I agree that you can cherry-pick family…I am. I’m only inviting one of out twelve cousins, but I’ve only seen one of them in the past five years (hence, she’s the one invited.) If the others get upset, it’s not an issue- they’re not on my Christmas card list, and I have no idea when I might see them again. If cutting out cousins and just inviting aunts & uncles saves you a lot of money, do it. I get the feeling it’s not going to matter since you’re not close to them- just because someone is a relative does NOT mean they HAVE to be invited.
There’s nothing wrong with hosting a cake & punch reception. You have a budget- you don’t have to do a plated dinner if the larger guest list doesn’t allow. I agree that if you do cake/punch, put that on the guest info card. It shouldn’t make a difference to your guests, but guests of any event always appreciate knowing if they’re being fed.
Post # 11
Thanks for all the advice! I was planning to say “Cake and Punch reception to follow” on the invitation so people know. We’re also going with a non meal time, 2pm, so people have time to eat before hand.

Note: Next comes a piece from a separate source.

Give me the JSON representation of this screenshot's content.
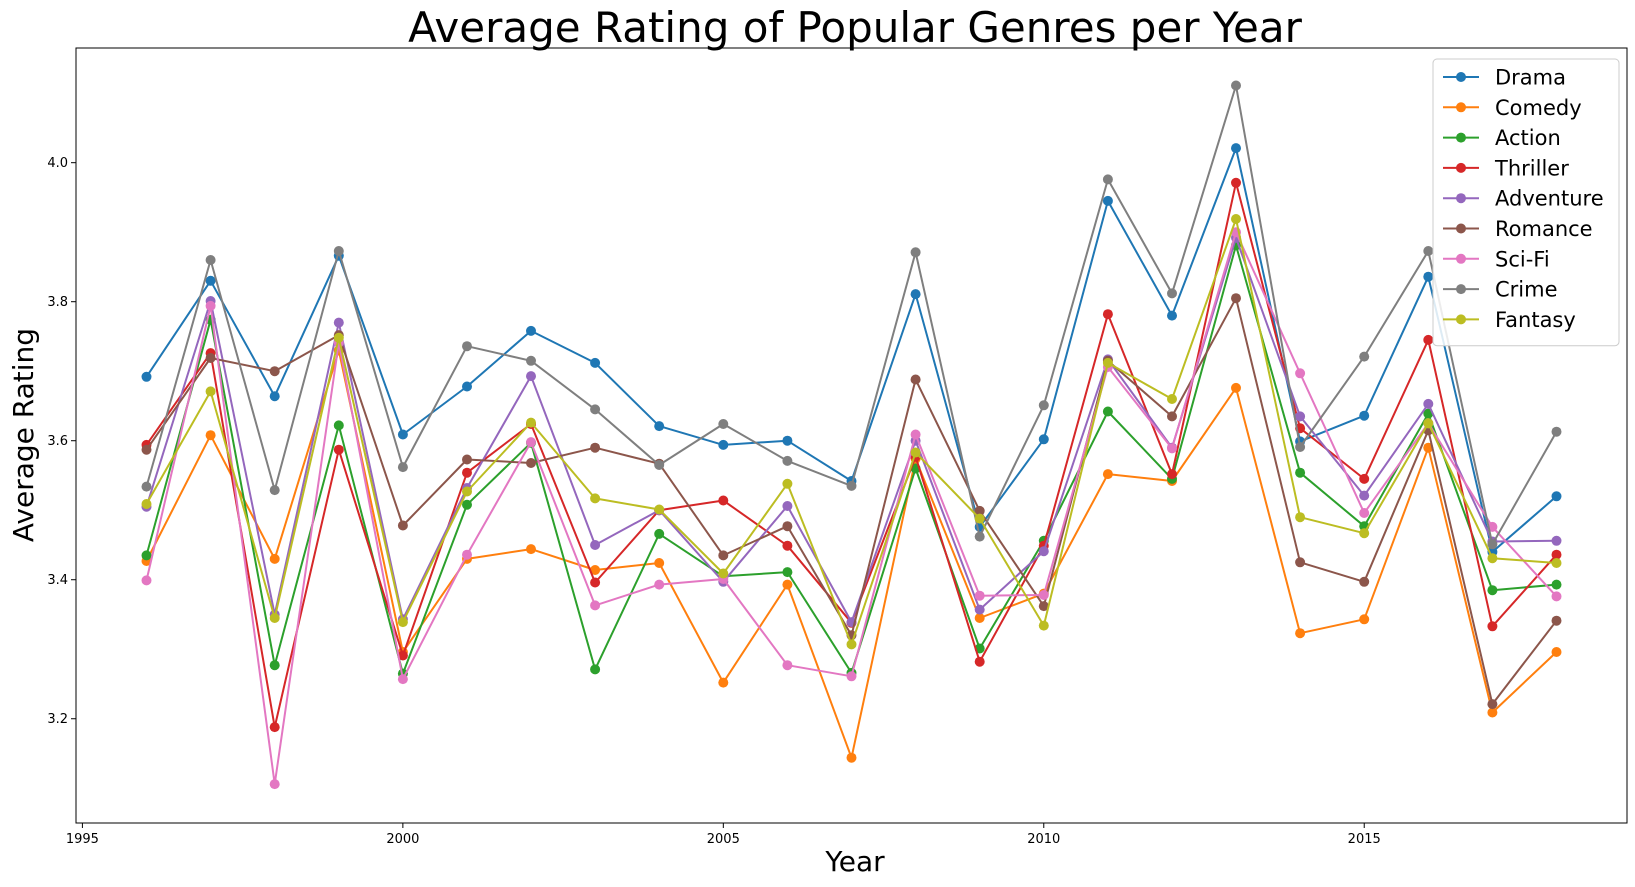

Since my dad’s family is so huge, I was thinking about just inviting my aunts and uncles and leaving off the cousins. Unfortunately I really want to invite my cousins from my mom’s side, all 3 of them, who are unmarried and childless, btw.
I’ll talk it over with my dad. I don’t see my family often enough to care if they snub me. Once my grandfather passes I’ll probably never see them again.
Post # 12
It’s your wedding, not someone else’s so you make the decision as to who is invited. Don’t feel obligated to invite anyone you don’t want there. If someone doesn’t like your choice, too bad.
Also, cake and punch is very common and perfectly acceptable. It is not required that you serve a full meal unless the reception runs during a meal time. The distance travelled to the wedding is moot since these are adults who can fend for themselves on their own time.